ABSTRACT

In the mid-1990s, playwright and performer Eve Ensler wrote The Vagina Monologues. 1 Created from a series of interviews with women on the subject of their bodies and their experiences with violence, the Monologues achieved immediate success and won an Obie Award (1997) and a Guggenheim Fellowship Award (1999). The text’s agenda is premised on Ensler’s observation that “bad things are happening to women’s vaginas everywhere.” 2 As of today, the play has been translated into 48 languages, performed in thousands of venues, and become the basis of a global movement against gender violence. Born out of Ensler’s personal experience with battering and rape and her theatrical and grassroots feminist activism, 3 V-Day is a transformational project supported by drama. Every year, communities around the planet join the project, becoming, as actor Glenn Close has termed it, “part of her crusade.” 4 On the creative side, V-Day has spawned other full-length plays, such as Necessary Targets (2001), The Good Body (2004), or I Am an Emotional Creature (2010). It has also produced the documentary films V-Day: Until the Violence Stops (2003) and What I Want My Words to Do to You (2004), and a book of photographs entitled Vagina Warriors (2005). Adopting Erika Fischer-Lichte’s thesis about the transformative power of performance, 5 this chapter examines Ensler’s leadership and her gender-violence-centered dramatic production.
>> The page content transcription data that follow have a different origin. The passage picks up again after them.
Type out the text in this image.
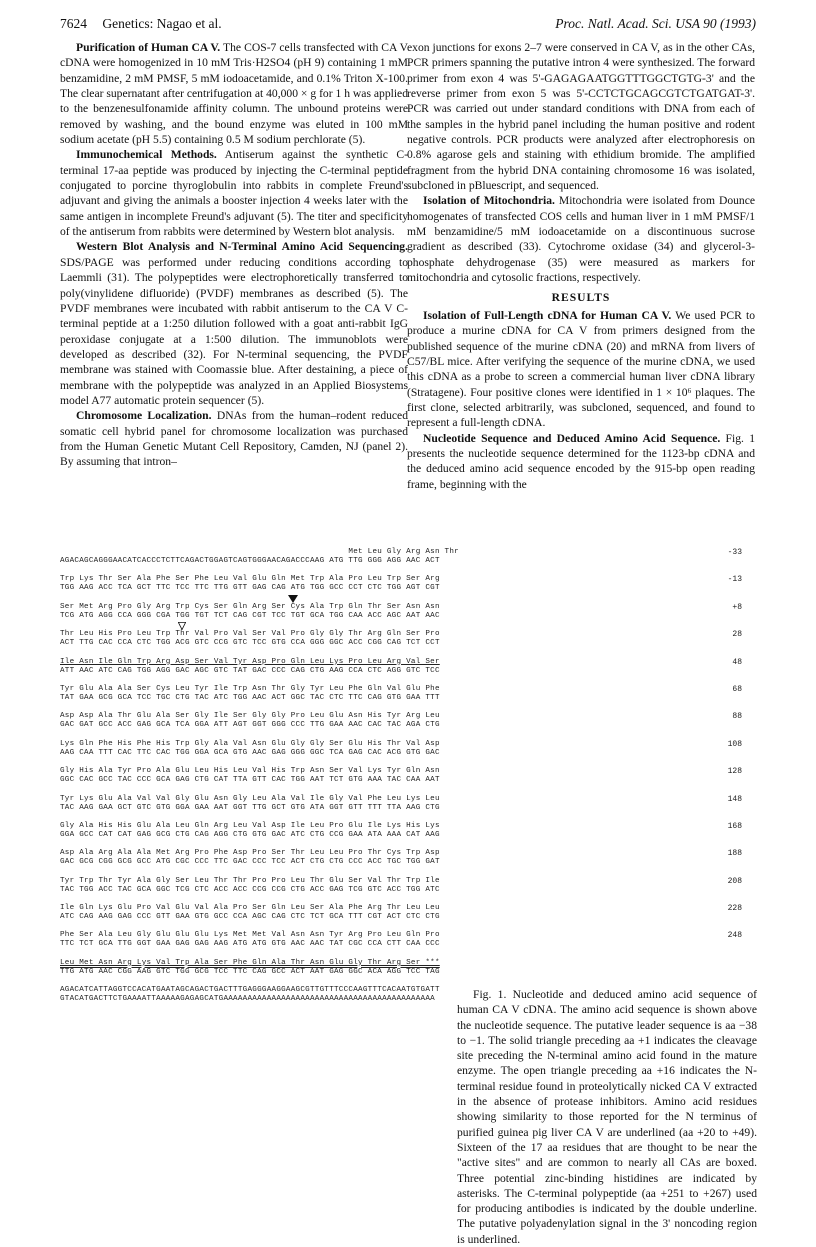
7624 Genetics: Nagao et al.	Proc. Natl. Acad. Sci. USA 90 (1993)

Purification of Human CA V. The COS-7 cells transfected with CA V cDNA were homogenized in 10 mM Tris·H2SO4 (pH 9) containing 1 mM benzamidine, 2 mM PMSF, 5 mM iodoacetamide, and 0.1% Triton X-100. The clear supernatant after centrifugation at 40,000 × g for 1 h was applied to the benzenesulfonamide affinity column. The unbound proteins were removed by washing, and the bound enzyme was eluted in 100 mM sodium acetate (pH 5.5) containing 0.5 M sodium perchlorate (5).

Immunochemical Methods. Antiserum against the synthetic C-terminal 17-aa peptide was produced by injecting the C-terminal peptide conjugated to porcine thyroglobulin into rabbits in complete Freund's adjuvant and giving the animals a booster injection 4 weeks later with the same antigen in incomplete Freund's adjuvant (5). The titer and specificity of the antiserum from rabbits were determined by Western blot analysis.

Western Blot Analysis and N-Terminal Amino Acid Sequencing. SDS/PAGE was performed under reducing conditions according to Laemmli (31). The polypeptides were electrophoretically transferred to poly(vinylidene difluoride) (PVDF) membranes as described (5). The PVDF membranes were incubated with rabbit antiserum to the CA V C-terminal peptide at a 1:250 dilution followed with a goat anti-rabbit IgG peroxidase conjugate at a 1:500 dilution. The immunoblots were developed as described (32). For N-terminal sequencing, the PVDF membrane was stained with Coomassie blue. After destaining, a piece of membrane with the polypeptide was analyzed in an Applied Biosystems model A77 automatic protein sequencer (5).

Chromosome Localization. DNAs from the human–rodent reduced somatic cell hybrid panel for chromosome localization was purchased from the Human Genetic Mutant Cell Repository, Camden, NJ (panel 2). By assuming that intron–

exon junctions for exons 2–7 were conserved in CA V, as in the other CAs, PCR primers spanning the putative intron 4 were synthesized. The forward primer from exon 4 was 5'-GAGAGAATGGTTTGGCTGTG-3' and the reverse primer from exon 5 was 5'-CCTCTGCAGCGTCTGATGAT-3'. PCR was carried out under standard conditions with DNA from each of the samples in the hybrid panel including the human positive and rodent negative controls. PCR products were analyzed after electrophoresis on 0.8% agarose gels and staining with ethidium bromide. The amplified fragment from the hybrid DNA containing chromosome 16 was isolated, subcloned in pBluescript, and sequenced.

Isolation of Mitochondria. Mitochondria were isolated from Dounce homogenates of transfected COS cells and human liver in 1 mM PMSF/1 mM benzamidine/5 mM iodoacetamide on a discontinuous sucrose gradient as described (33). Cytochrome oxidase (34) and glycerol-3-phosphate dehydrogenase (35) were measured as markers for mitochondria and cytosolic fractions, respectively.

RESULTS

Isolation of Full-Length cDNA for Human CA V. We used PCR to produce a murine cDNA for CA V from primers designed from the published sequence of the murine cDNA (20) and mRNA from livers of C57/BL mice. After verifying the sequence of the murine cDNA, we used this cDNA as a probe to screen a commercial human liver cDNA library (Stratagene). Four positive clones were identified in 1 × 10⁶ plaques. The first clone, selected arbitrarily, was subcloned, sequenced, and found to represent a full-length cDNA.

Nucleotide Sequence and Deduced Amino Acid Sequence. Fig. 1 presents the nucleotide sequence determined for the 1123-bp cDNA and the deduced amino acid sequence encoded by the 915-bp open reading frame, beginning with the

Met Leu Gly Arg Asn Thr
AGACAGCAGGGAACATCACCCTCTTCAGACTGGAGTCAGTGGGAACAGACCCAAG ATG TTG GGG AGG AAC ACT
-33
Trp Lys Thr Ser Ala Phe Ser Phe Leu Val Glu Gln Met Trp Ala Pro Leu Trp Ser Arg
TGG AAG ACC TCA GCT TTC TCC TTC TTG GTT GAG CAG ATG TGG GCC CCT CTC TGG AGT CGT
-13
Ser Met Arg Pro Gly Arg Trp Cys Ser Gln Arg Ser Cys Ala Trp Gln Thr Ser Asn Asn
TCG ATG AGG CCA GGG CGA TGG TGT TCT CAG CGT TCC TGT GCA TGG CAA ACC AGC AAT AAC
+8
Thr Leu His Pro Leu Trp Thr Val Pro Val Ser Val Pro Gly Gly Thr Arg Gln Ser Pro
ACT TTG CAC CCA CTC TGG ACG GTC CCG GTC TCC GTG CCA GGG GGC ACC CGG CAG TCT CCT
28
Ile Asn Ile Gln Trp Arg Asp Ser Val Tyr Asp Pro Gln Leu Lys Pro Leu Arg Val Ser
ATT AAC ATC CAG TGG AGG GAC AGC GTC TAT GAC CCC CAG CTG AAG CCA CTC AGG GTC TCC
48
Tyr Glu Ala Ala Ser Cys Leu Tyr Ile Trp Asn Thr Gly Tyr Leu Phe Gln Val Glu Phe
TAT GAA GCG GCA TCC TGC CTG TAC ATC TGG AAC ACT GGC TAC CTC TTC CAG GTG GAA TTT
68
Asp Asp Ala Thr Glu Ala Ser Gly Ile Ser Gly Gly Pro Leu Glu Asn His Tyr Arg Leu
GAC GAT GCC ACC GAG GCA TCA GGA ATT AGT GGT GGG CCC TTG GAA AAC CAC TAC AGA CTG
88
Lys Gln Phe His Phe His Trp Gly Ala Val Asn Glu Gly Gly Ser Glu His Thr Val Asp
AAG CAA TTT CAC TTC CAC TGG GGA GCA GTG AAC GAG GGG GGC TCA GAG CAC ACG GTG GAC
108
Gly His Ala Tyr Pro Ala Glu Leu His Leu Val His Trp Asn Ser Val Lys Tyr Gln Asn
GGC CAC GCC TAC CCC GCA GAG CTG CAT TTA GTT CAC TGG AAT TCT GTG AAA TAC CAA AAT
128
Tyr Lys Glu Ala Val Val Gly Glu Asn Gly Leu Ala Val Ile Gly Val Phe Leu Lys Leu
TAC AAG GAA GCT GTC GTG GGA GAA AAT GGT TTG GCT GTG ATA GGT GTT TTT TTA AAG CTG
148
Gly Ala His His Glu Ala Leu Gln Arg Leu Val Asp Ile Leu Pro Glu Ile Lys His Lys
GGA GCC CAT CAT GAG GCG CTG CAG AGG CTG GTG GAC ATC CTG CCG GAA ATA AAA CAT AAG
168
Asp Ala Arg Ala Ala Met Arg Pro Phe Asp Pro Ser Thr Leu Leu Pro Thr Cys Trp Asp
GAC GCG CGG GCG GCC ATG CGC CCC TTC GAC CCC TCC ACT CTG CTG CCC ACC TGC TGG GAT
188
Tyr Trp Thr Tyr Ala Gly Ser Leu Thr Thr Pro Pro Leu Thr Glu Ser Val Thr Trp Ile
TAC TGG ACC TAC GCA GGC TCG CTC ACC ACC CCG CCG CTG ACC GAG TCG GTC ACC TGG ATC
208
Ile Gln Lys Glu Pro Val Glu Val Ala Pro Ser Gln Leu Ser Ala Phe Arg Thr Leu Leu
ATC CAG AAG GAG CCC GTT GAA GTG GCC CCA AGC CAG CTC TCT GCA TTT CGT ACT CTC CTG
228
Phe Ser Ala Leu Gly Glu Glu Glu Lys Met Met Val Asn Asn Tyr Arg Pro Leu Gln Pro
TTC TCT GCA TTG GGT GAA GAG GAG AAG ATG ATG GTG AAC AAC TAT CGC CCA CTT CAA CCC
248
Leu Met Asn Arg Lys Val Trp Ala Ser Phe Gln Ala Thr Asn Glu Gly Thr Arg Ser ***
TTG ATG AAC CGG AAG GTC TGG GCG TCC TTC CAG GCC ACT AAT GAG GGC ACA AGG TCC TAG
AGACATCATTAGGTCCACATGAATAGCAGACTGACTTTGAGGGAAGGAAGCGTTGTTTCCCAAGTTTCACAATGTGATT
GTACATGACTTCTGAAAATTAAAAAGAGAGCATGAAAAAAAAAAAAAAAAAAAAAAAAAAAAAAAAAAAAAAAAAAAA	Fig. 1. Nucleotide and deduced amino acid sequence of human CA V cDNA. The amino acid sequence is shown above the nucleotide sequence. The putative leader sequence is aa −38 to −1. The solid triangle preceding aa +1 indicates the cleavage site preceding the N-terminal amino acid found in the mature enzyme. The open triangle preceding aa +16 indicates the N-terminal residue found in proteolytically nicked CA V extracted in the absence of protease inhibitors. Amino acid residues showing similarity to those reported for the N terminus of purified guinea pig liver CA V are underlined (aa +20 to +49). Sixteen of the 17 aa residues that are thought to be near the "active sites" and are common to nearly all CAs are boxed. Three potential zinc-binding histidines are indicated by asterisks. The C-terminal polypeptide (aa +251 to +267) used for producing antibodies is indicated by the double underline. The putative polyadenylation signal in the 3' noncoding region is underlined.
By looking at both branches of V-Day—the political and the artistic—through the lenses of theories such as Michel Foucault’s and Hélène Cixous’s, it attempts to demonstrate that theater in the twenty-first century continues to be a weapon for consciousness-raising, denunciation of abuse, and transformation of mentalities and everyday practices, such that can bring real-life benefits to women around the world.